When students spend 12-15 years in an education system building towards the annual O-Net examinations in M6, yet the national median for maths/English shows that over 50% of the country guessed the answers (median is usually ~20% or less from 5 question multi choice), there's a major problem.

But yeah, knowledge transference shouldn't be the main focus of school, maybe the students should be graded on their candy crush scores instead :)

Sent from my iPhone using Tapatalk

Posted

I wonder if any of the teachers complaining actually even know the current role of a teacher or school. If you haven't done any professional development in education in the past 10 years, I doubt that you even have a clue what it is a teacher's role is.

We are no longer the center for knowledge transference. If all you do is try to fill heads with knowledge, then you aren't even doing your job. You are not preparing students for jobs today or even when you were in school. You are preparing them for a future which most of the hammer nail teachers will never know how to adjust to anyway.

Though I too hate the Thai system of no notice for events and then forced to crash 3 weeks of lessons in 1 week, what is so bad about students building social, physical and other skills?

UGH​!

I am relatively well educated but i have no idea what you are on about!coffee1.gif

I think I could "read between the lines".:The transference might include the redirection to a substitute, usually a therapist, of emotions that were originally felt in childhood and refer to analyses of a transference neurosis.

That doesn't really fill the heads with educational knowledge, but increases the population. Got it? coffee1.gif

Posted

I wonder if any of the teachers complaining actually even know the current role of a teacher or school. If you haven't done any professional development in education in the past 10 years, I doubt that you even have a clue what it is a teacher's role is.

We are no longer the center for knowledge transference. If all you do is try to fill heads with knowledge, then you aren't even doing your job. You are not preparing students for jobs today or even when you were in school. You are preparing them for a future which most of the hammer nail teachers will never know how to adjust to anyway.
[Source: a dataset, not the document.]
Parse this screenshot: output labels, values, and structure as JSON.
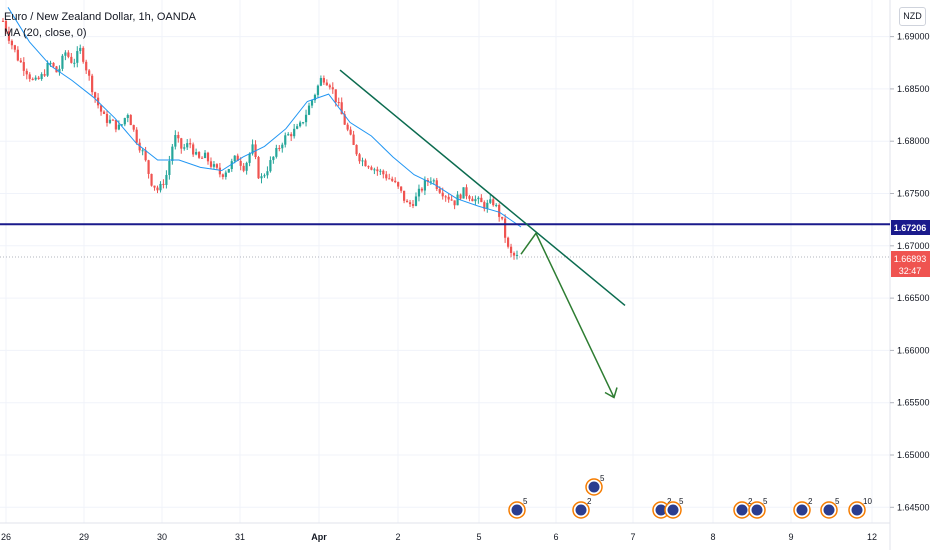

Though I too hate the Thai system of no notice for events and then forced to crash 3 weeks of lessons in 1 week, what is so bad about students building social, physical and other skills?

UGH​!

I am relatively well educated but i have no idea what you are on about!coffee1.gif

I think I could "read between the lines".:The transference might include the redirection to a substitute, usually a therapist, of emotions that were originally felt in childhood and refer to analyses of a transference neurosis.

That doesn't really fill the heads with educational knowledge, but increases the population. Got it? coffee1.gif

Yet again you have misquoted and not attributed the source!

https://quizlet.com/132948246/unit-1213-notecards-flash-cards/

Posted

I agree. Education is a joke in Thailand. It seems everyone is in on it it except the foolish "green" foreign teachers. What to me is the saddest thing is when you see young kids at the start of high school beginning to develop this truly cynical sickness they have.